High grain prices of years past have kept pasture land in short supply and raised rent prices for some beef producers. However, it may be time to negotiate, says a Michigan State University Extension specialist – commodity trends show easing prices into the New Year.
Pasture values generally tend to follow cattle and corn prices over time, and even though pressure may still be on grazing lands in the short term as livestock producers look to expand or find new grazing opportunities, it appears cattle and corn prices are headed back to a "new normal."
Following those prices and local land rent for cropping systems will help determine pasture prices in your region, says Kevin Gould of MSU Extension.

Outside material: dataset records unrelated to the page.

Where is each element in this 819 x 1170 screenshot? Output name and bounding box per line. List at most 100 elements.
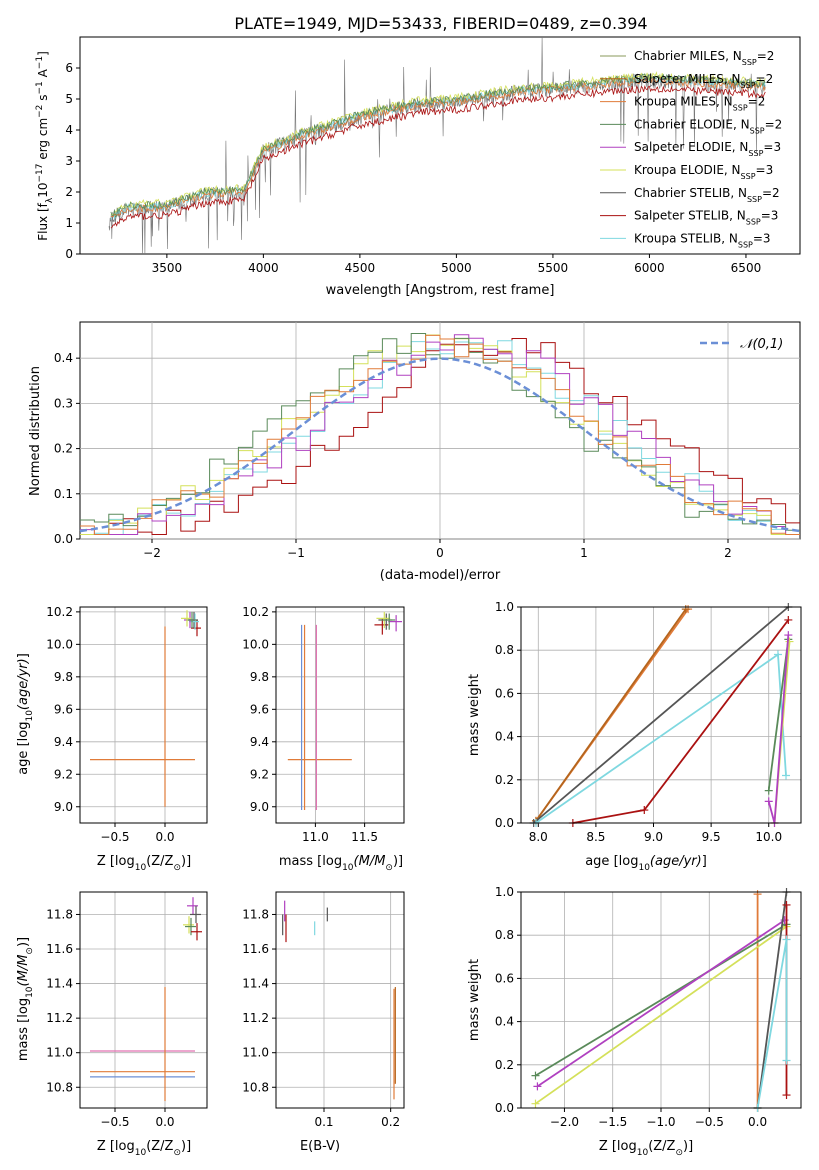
axes-frame bbox=[520, 606, 802, 824]
massweight-vs-z-panel: −2.0 −1.5 −1.0 −0.5 0.0 0.0 0.2 0.4 0.6 0.8 1.0 bbox=[495, 885, 802, 1129]
massweight-age-line bbox=[535, 608, 687, 822]
massweight-age-marker bbox=[773, 650, 782, 659]
y-tick-label: 10.0 bbox=[46, 637, 73, 651]
histogram-panel: −2 −1 0 1 2 0.0 0.1 0.2 0.3 0.4 (data-model)/erro… bbox=[28, 321, 801, 583]
x-tick-label: 0.0 bbox=[155, 1115, 174, 1129]
agez-xlabel: Z [log10(Z/Z⊙)] bbox=[97, 854, 191, 873]
x-tick-label: 8.0 bbox=[529, 830, 548, 844]
y-tick-label: 9.2 bbox=[54, 767, 73, 781]
x-tick-label: 9.0 bbox=[644, 830, 663, 844]
histogram-legend: 𝒩(0,1) bbox=[700, 337, 783, 352]
x-tick-label: −0.5 bbox=[100, 1115, 129, 1129]
axes-frame bbox=[79, 891, 208, 1109]
y-tick-label: 9.0 bbox=[250, 800, 269, 814]
figure-title: PLATE=1949, MJD=53433, FIBERID=0489, z=0… bbox=[234, 14, 647, 33]
massweight-z-marker bbox=[782, 935, 791, 944]
model-spectrum-line bbox=[110, 73, 766, 218]
y-tick-label: 0 bbox=[65, 247, 73, 261]
y-tick-label: 10.2 bbox=[242, 605, 269, 619]
x-tick-label: 0.1 bbox=[314, 1115, 333, 1129]
massz-ylabel: mass [log10(M/M⊙)] bbox=[16, 937, 35, 1061]
y-tick-label: 11.8 bbox=[46, 907, 73, 921]
legend-label: Chabrier STELIB, NSSP=2 bbox=[634, 186, 780, 204]
axes-frame bbox=[520, 891, 802, 1109]
massweight-z-line bbox=[536, 919, 786, 1088]
y-tick-label: 0.1 bbox=[54, 487, 73, 501]
legend-label: Salpeter STELIB, NSSP=3 bbox=[634, 209, 778, 227]
y-tick-label: 10.8 bbox=[242, 1080, 269, 1094]
legend-label: Chabrier MILES, NSSP=2 bbox=[634, 49, 774, 67]
y-tick-label: 5 bbox=[65, 92, 73, 106]
x-tick-label: 0.0 bbox=[155, 830, 174, 844]
y-tick-label: 0.4 bbox=[495, 1015, 514, 1029]
massweight-age-marker bbox=[785, 637, 794, 646]
y-tick-label: 1.0 bbox=[495, 885, 514, 899]
x-tick-label: 10.0 bbox=[755, 830, 782, 844]
y-tick-label: 0.2 bbox=[495, 773, 514, 787]
y-tick-label: 9.6 bbox=[54, 702, 73, 716]
y-tick-label: 11.6 bbox=[46, 942, 73, 956]
x-tick-label: −1 bbox=[287, 546, 305, 560]
normal-curve-line bbox=[79, 357, 801, 533]
y-tick-label: 10.2 bbox=[46, 605, 73, 619]
massweight-age-marker bbox=[764, 797, 773, 806]
axes-frame bbox=[275, 606, 405, 824]
x-tick-label: 0 bbox=[436, 546, 444, 560]
y-tick-label: 0.8 bbox=[495, 643, 514, 657]
normal-legend-label: 𝒩(0,1) bbox=[740, 337, 783, 352]
histogram-step-line bbox=[80, 333, 800, 531]
model-spectrum-line bbox=[110, 84, 766, 229]
x-tick-label: 0.2 bbox=[381, 1115, 400, 1129]
massweight-z-line bbox=[535, 923, 787, 1077]
y-tick-label: 11.0 bbox=[242, 1046, 269, 1060]
legend-label: Chabrier ELODIE, NSSP=2 bbox=[634, 117, 782, 135]
model-spectrum-line bbox=[110, 76, 766, 218]
y-tick-label: 0.2 bbox=[495, 1058, 514, 1072]
x-tick-label: −0.5 bbox=[100, 830, 129, 844]
massweight-age-line bbox=[535, 652, 787, 824]
y-tick-label: 0.3 bbox=[54, 396, 73, 410]
data-spectrum-line bbox=[108, 36, 766, 255]
massweight-z-marker bbox=[782, 900, 791, 909]
y-tick-label: 9.4 bbox=[250, 735, 269, 749]
legend-label: Salpeter ELODIE, NSSP=3 bbox=[634, 140, 781, 158]
x-tick-label: 11.0 bbox=[302, 830, 329, 844]
legend-label: Kroupa MILES, NSSP=2 bbox=[634, 95, 765, 113]
massweight-age-marker bbox=[681, 605, 690, 614]
massz-xlabel: Z [log10(Z/Z⊙)] bbox=[97, 1139, 191, 1158]
y-tick-label: 0.4 bbox=[54, 351, 73, 365]
massweight-z-line bbox=[756, 939, 788, 1109]
histogram-xlabel: (data-model)/error bbox=[380, 568, 501, 583]
massweight-age-marker bbox=[782, 771, 791, 780]
x-tick-label: 5000 bbox=[441, 261, 472, 275]
axes-frame bbox=[79, 606, 208, 824]
y-tick-label: 2 bbox=[65, 185, 73, 199]
y-tick-label: 11.4 bbox=[242, 977, 269, 991]
y-tick-label: 6 bbox=[65, 61, 73, 75]
x-tick-label: −2 bbox=[143, 546, 161, 560]
y-tick-label: 10.0 bbox=[242, 637, 269, 651]
x-tick-label: 5500 bbox=[538, 261, 569, 275]
mass-vs-z-panel: −0.5 0.0 10.8 11.0 11.2 11.4 11.6 11.8 bbox=[46, 891, 208, 1129]
y-tick-label: 9.8 bbox=[250, 670, 269, 684]
spectrum-legend: Chabrier MILES, NSSP=2 Salpeter MILES, NS… bbox=[600, 49, 782, 249]
massweight-z-marker bbox=[533, 1082, 542, 1091]
histogram-ylabel: Normed distribution bbox=[28, 366, 43, 496]
y-tick-label: 11.2 bbox=[242, 1011, 269, 1025]
x-tick-label: 4500 bbox=[345, 261, 376, 275]
spectrum-xlabel: wavelength [Angstrom, rest frame] bbox=[326, 283, 555, 298]
y-tick-label: 10.8 bbox=[46, 1080, 73, 1094]
massweight-z-line bbox=[756, 891, 788, 1109]
age-vs-z-panel: −0.5 0.0 9.0 9.2 9.4 9.6 9.8 10.0 10.2 bbox=[46, 605, 208, 844]
legend-label: Salpeter MILES, NSSP=2 bbox=[634, 72, 773, 90]
massweight-z-marker bbox=[753, 890, 762, 899]
agem-xlabel: mass [log10(M/M⊙)] bbox=[279, 854, 403, 873]
x-tick-label: −0.5 bbox=[695, 1115, 724, 1129]
massweight-z-marker bbox=[531, 1099, 540, 1108]
y-tick-label: 11.2 bbox=[46, 1011, 73, 1025]
x-tick-label: 11.5 bbox=[351, 830, 378, 844]
spectrum-ylabel: Flux [fλ10−17 erg cm−2 s−1 A−1] bbox=[35, 51, 55, 241]
y-tick-label: 0.0 bbox=[495, 1101, 514, 1115]
y-tick-label: 0.8 bbox=[495, 928, 514, 942]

The main focus when leasing pasture is for both parties to receive a fair value for the land resource and grazing opportunity. Gould recommends six steps to determining the market value of pasture land:
1. Determine pasture quality and project grazing value with flexibility build into the lease
2. Select a pricing and payment system that both parties agree on
3. Identify who is responsible for checking livestock inventory on a regular basis
4. Identify who is responsible for “problems” with livestock, fences, water systems, etc.
5. Put the entire lease agreement in writing under a contract format with signatures
6. Work toward multiple-year leases that benefit both parties
In addition, Gould says producers may consider benchmarked prices from the Flint Hills area or Kansas State University's 2012 rental survey as a starting point.
Gould offers another link for producers wanting more information: the publication "Pasture Rental Arrangements for Your Farm," offered by the North Central Regional Extension.